I hesitantly went to Boracay three weeks ago to attend a seminar on liturgy and Fr. Anscar Chupongco reminded us of the prayer of Pope John XXIII who said, “Lord this is you church. Take care of it. Now I will sleep.” Right there and then I made it also my own prayer, “Lord this is your seminary. Take care of it. Now I want to enjoy Boracay. Amen.”
Second, “let us go forward, our eyes upon heaven, the only one goal of our labors.” Heaven is the goal. How many times have we forgotten this? Heaven is the goal. Look what happens when reputation for example becomes the goal - we pretend, we lie, we become affected even by some minor mistake. Look what happens when riches, ambition or power is the goal - we corrupt, we connive, we cheat, and we suffer today because of our need for it. Look what happens when our only good is in this world, in this life - we cannot understand sickness, we question God saying I have been good to you, why aren’t you good to me; we avoid old age as if we can avoid it, and we are so afraid of dying and death, we are without hope. The priesthood is not the goal. It is just my way to the goal. Riches and health are not the goal. These are just helps to make us reach our goal. A position of power is not the goal. If you seek it, you seek it in order to reach your one and only goal.
There are too many unhappiness and fears, too many insecurities and anxieties because heaven is not the goal.

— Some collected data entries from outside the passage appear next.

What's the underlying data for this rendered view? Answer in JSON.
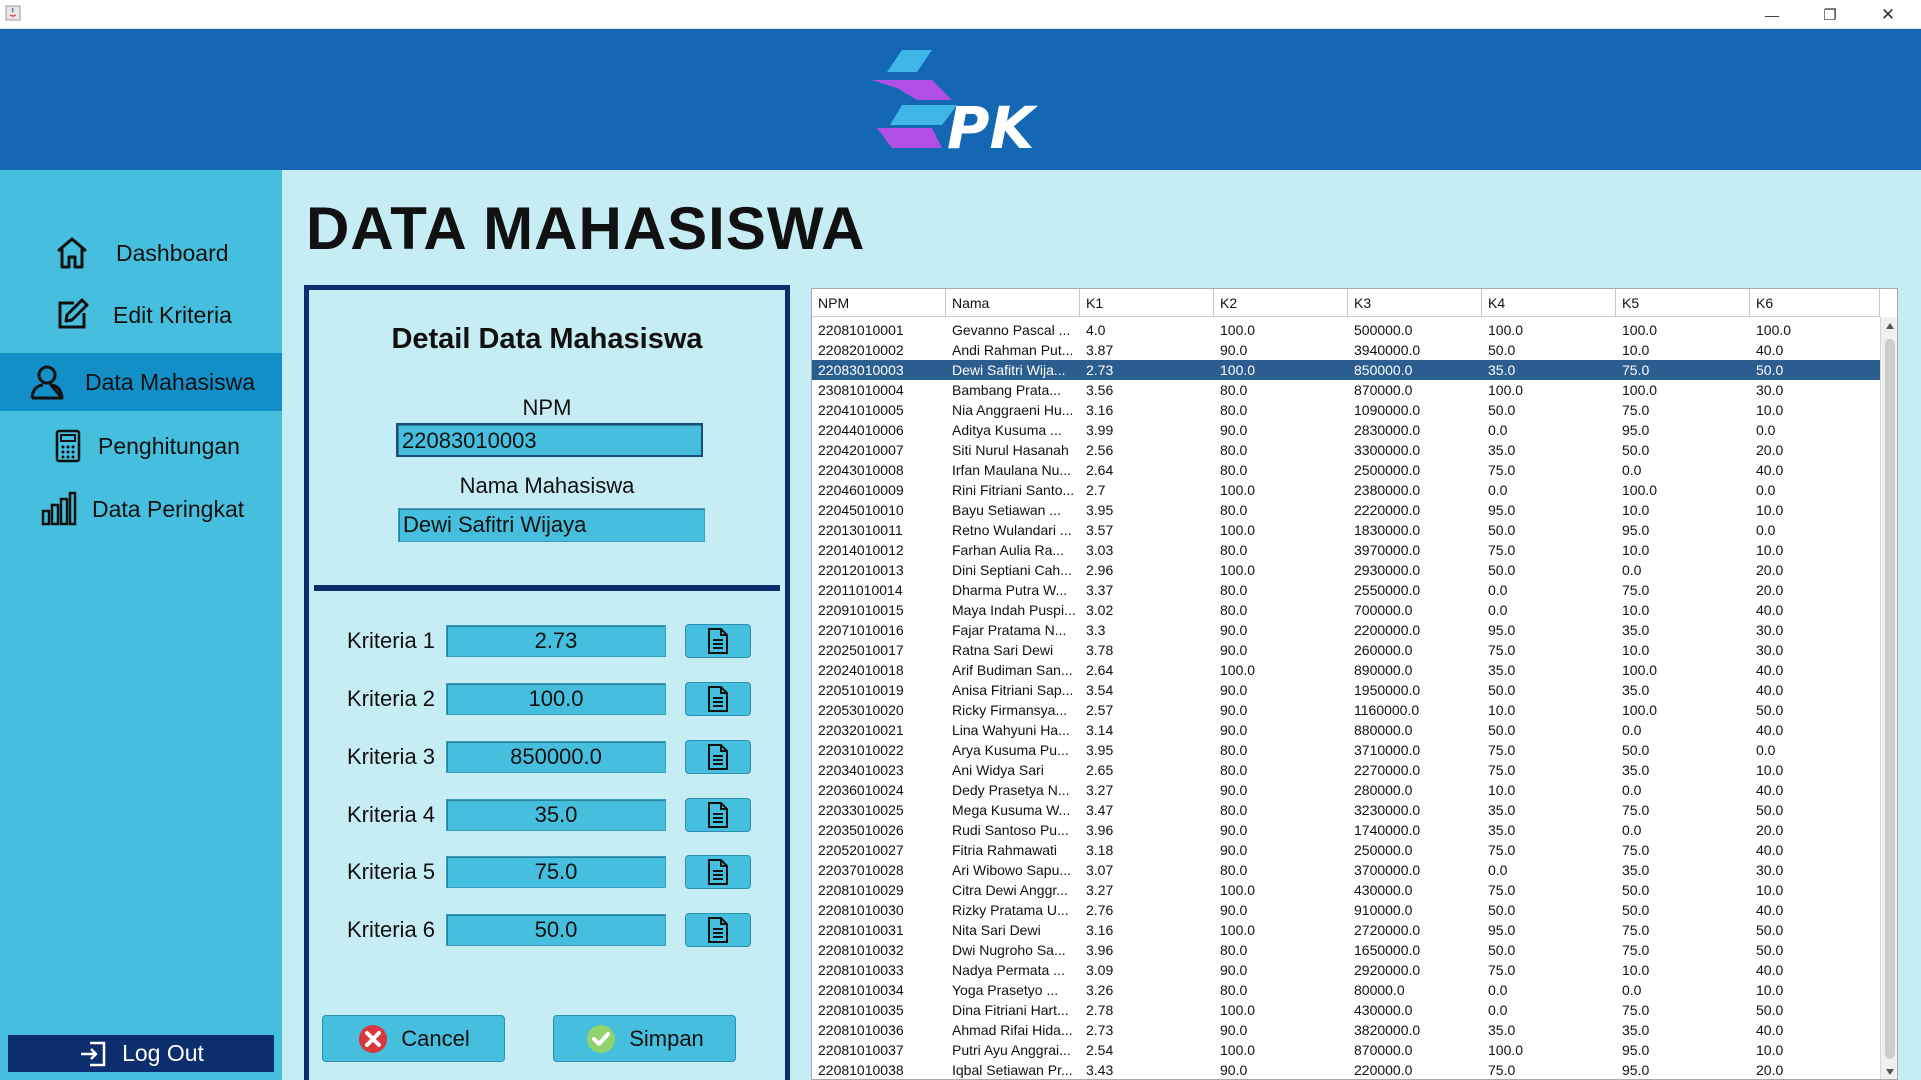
{
  "window": {
    "minimize_glyph": "—",
    "maximize_glyph": "❐",
    "close_glyph": "✕"
  },
  "header": {
    "logo_text": "PK",
    "colors": {
      "bg": "#1468b3",
      "logo_cyan": "#3fb6e8",
      "logo_purple": "#b04fe6"
    }
  },
  "sidebar": {
    "items": [
      {
        "label": "Dashboard",
        "icon": "home-icon",
        "active": false
      },
      {
        "label": "Edit Kriteria",
        "icon": "edit-icon",
        "active": false
      },
      {
        "label": "Data Mahasiswa",
        "icon": "user-icon",
        "active": true
      },
      {
        "label": "Penghitungan",
        "icon": "calculator-icon",
        "active": false
      },
      {
        "label": "Data Peringkat",
        "icon": "bar-chart-icon",
        "active": false
      }
    ],
    "logout_label": "Log Out"
  },
  "page_title": "DATA MAHASISWA",
  "detail": {
    "title": "Detail Data Mahasiswa",
    "npm_label": "NPM",
    "npm_value": "22083010003",
    "nama_label": "Nama Mahasiswa",
    "nama_value": "Dewi Safitri Wijaya",
    "kriteria": [
      {
        "label": "Kriteria 1",
        "value": "2.73"
      },
      {
        "label": "Kriteria 2",
        "value": "100.0"
      },
      {
        "label": "Kriteria 3",
        "value": "850000.0"
      },
      {
        "label": "Kriteria 4",
        "value": "35.0"
      },
      {
        "label": "Kriteria 5",
        "value": "75.0"
      },
      {
        "label": "Kriteria 6",
        "value": "50.0"
      }
    ],
    "cancel_label": "Cancel",
    "save_label": "Simpan"
  },
  "table": {
    "columns": [
      "NPM",
      "Nama",
      "K1",
      "K2",
      "K3",
      "K4",
      "K5",
      "K6"
    ],
    "selected_row": 2,
    "rows": [
      [
        "22081010001",
        "Gevanno Pascal ...",
        "4.0",
        "100.0",
        "500000.0",
        "100.0",
        "100.0",
        "100.0"
      ],
      [
        "22082010002",
        "Andi Rahman Put...",
        "3.87",
        "90.0",
        "3940000.0",
        "50.0",
        "10.0",
        "40.0"
      ],
      [
        "22083010003",
        "Dewi Safitri Wija...",
        "2.73",
        "100.0",
        "850000.0",
        "35.0",
        "75.0",
        "50.0"
      ],
      [
        "23081010004",
        "Bambang Prata...",
        "3.56",
        "80.0",
        "870000.0",
        "100.0",
        "100.0",
        "30.0"
      ],
      [
        "22041010005",
        "Nia Anggraeni Hu...",
        "3.16",
        "80.0",
        "1090000.0",
        "50.0",
        "75.0",
        "10.0"
      ],
      [
        "22044010006",
        "Aditya Kusuma ...",
        "3.99",
        "90.0",
        "2830000.0",
        "0.0",
        "95.0",
        "0.0"
      ],
      [
        "22042010007",
        "Siti Nurul Hasanah",
        "2.56",
        "80.0",
        "3300000.0",
        "35.0",
        "50.0",
        "20.0"
      ],
      [
        "22043010008",
        "Irfan Maulana Nu...",
        "2.64",
        "80.0",
        "2500000.0",
        "75.0",
        "0.0",
        "40.0"
      ],
      [
        "22046010009",
        "Rini Fitriani Santo...",
        "2.7",
        "100.0",
        "2380000.0",
        "0.0",
        "100.0",
        "0.0"
      ],
      [
        "22045010010",
        "Bayu Setiawan ...",
        "3.95",
        "80.0",
        "2220000.0",
        "95.0",
        "10.0",
        "10.0"
      ],
      [
        "22013010011",
        "Retno Wulandari ...",
        "3.57",
        "100.0",
        "1830000.0",
        "50.0",
        "95.0",
        "0.0"
      ],
      [
        "22014010012",
        "Farhan Aulia Ra...",
        "3.03",
        "80.0",
        "3970000.0",
        "75.0",
        "10.0",
        "10.0"
      ],
      [
        "22012010013",
        "Dini Septiani Cah...",
        "2.96",
        "100.0",
        "2930000.0",
        "50.0",
        "0.0",
        "20.0"
      ],
      [
        "22011010014",
        "Dharma Putra W...",
        "3.37",
        "80.0",
        "2550000.0",
        "0.0",
        "75.0",
        "20.0"
      ],
      [
        "22091010015",
        "Maya Indah Puspi...",
        "3.02",
        "80.0",
        "700000.0",
        "0.0",
        "10.0",
        "40.0"
      ],
      [
        "22071010016",
        "Fajar Pratama N...",
        "3.3",
        "90.0",
        "2200000.0",
        "95.0",
        "35.0",
        "30.0"
      ],
      [
        "22025010017",
        "Ratna Sari Dewi",
        "3.78",
        "90.0",
        "260000.0",
        "75.0",
        "10.0",
        "30.0"
      ],
      [
        "22024010018",
        "Arif Budiman San...",
        "2.64",
        "100.0",
        "890000.0",
        "35.0",
        "100.0",
        "40.0"
      ],
      [
        "22051010019",
        "Anisa Fitriani Sap...",
        "3.54",
        "90.0",
        "1950000.0",
        "50.0",
        "35.0",
        "40.0"
      ],
      [
        "22053010020",
        "Ricky Firmansya...",
        "2.57",
        "90.0",
        "1160000.0",
        "10.0",
        "100.0",
        "50.0"
      ],
      [
        "22032010021",
        "Lina Wahyuni Ha...",
        "3.14",
        "90.0",
        "880000.0",
        "50.0",
        "0.0",
        "40.0"
      ],
      [
        "22031010022",
        "Arya Kusuma Pu...",
        "3.95",
        "80.0",
        "3710000.0",
        "75.0",
        "50.0",
        "0.0"
      ],
      [
        "22034010023",
        "Ani Widya Sari",
        "2.65",
        "80.0",
        "2270000.0",
        "75.0",
        "35.0",
        "10.0"
      ],
      [
        "22036010024",
        "Dedy Prasetya N...",
        "3.27",
        "90.0",
        "280000.0",
        "10.0",
        "0.0",
        "40.0"
      ],
      [
        "22033010025",
        "Mega Kusuma W...",
        "3.47",
        "80.0",
        "3230000.0",
        "35.0",
        "75.0",
        "50.0"
      ],
      [
        "22035010026",
        "Rudi Santoso Pu...",
        "3.96",
        "90.0",
        "1740000.0",
        "35.0",
        "0.0",
        "20.0"
      ],
      [
        "22052010027",
        "Fitria Rahmawati",
        "3.18",
        "90.0",
        "250000.0",
        "75.0",
        "75.0",
        "40.0"
      ],
      [
        "22037010028",
        "Ari Wibowo Sapu...",
        "3.07",
        "80.0",
        "3700000.0",
        "0.0",
        "35.0",
        "30.0"
      ],
      [
        "22081010029",
        "Citra Dewi Anggr...",
        "3.27",
        "100.0",
        "430000.0",
        "75.0",
        "50.0",
        "10.0"
      ],
      [
        "22081010030",
        "Rizky Pratama U...",
        "2.76",
        "90.0",
        "910000.0",
        "50.0",
        "50.0",
        "40.0"
      ],
      [
        "22081010031",
        "Nita Sari Dewi",
        "3.16",
        "100.0",
        "2720000.0",
        "95.0",
        "75.0",
        "50.0"
      ],
      [
        "22081010032",
        "Dwi Nugroho Sa...",
        "3.96",
        "80.0",
        "1650000.0",
        "50.0",
        "75.0",
        "50.0"
      ],
      [
        "22081010033",
        "Nadya Permata ...",
        "3.09",
        "90.0",
        "2920000.0",
        "75.0",
        "10.0",
        "40.0"
      ],
      [
        "22081010034",
        "Yoga Prasetyo ...",
        "3.26",
        "80.0",
        "80000.0",
        "0.0",
        "0.0",
        "10.0"
      ],
      [
        "22081010035",
        "Dina Fitriani Hart...",
        "2.78",
        "100.0",
        "430000.0",
        "0.0",
        "75.0",
        "50.0"
      ],
      [
        "22081010036",
        "Ahmad Rifai Hida...",
        "2.73",
        "90.0",
        "3820000.0",
        "35.0",
        "35.0",
        "40.0"
      ],
      [
        "22081010037",
        "Putri Ayu Anggrai...",
        "2.54",
        "100.0",
        "870000.0",
        "100.0",
        "95.0",
        "10.0"
      ],
      [
        "22081010038",
        "Iqbal Setiawan Pr...",
        "3.43",
        "90.0",
        "220000.0",
        "75.0",
        "95.0",
        "20.0"
      ]
    ]
  }
}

And besides many frustrations too happen when heaven is not the goal. Nothing can be perfected in this world. We can only do as much. We work for equality as much as we can, we work for justice as strong and persistent as we can become, we love as much as we could, but true equality, true justice and loving as we should can only come to its perfection in the goal and not in this world. Only in heaven. So never lose sight of the goal. All our efforts are geared towards it.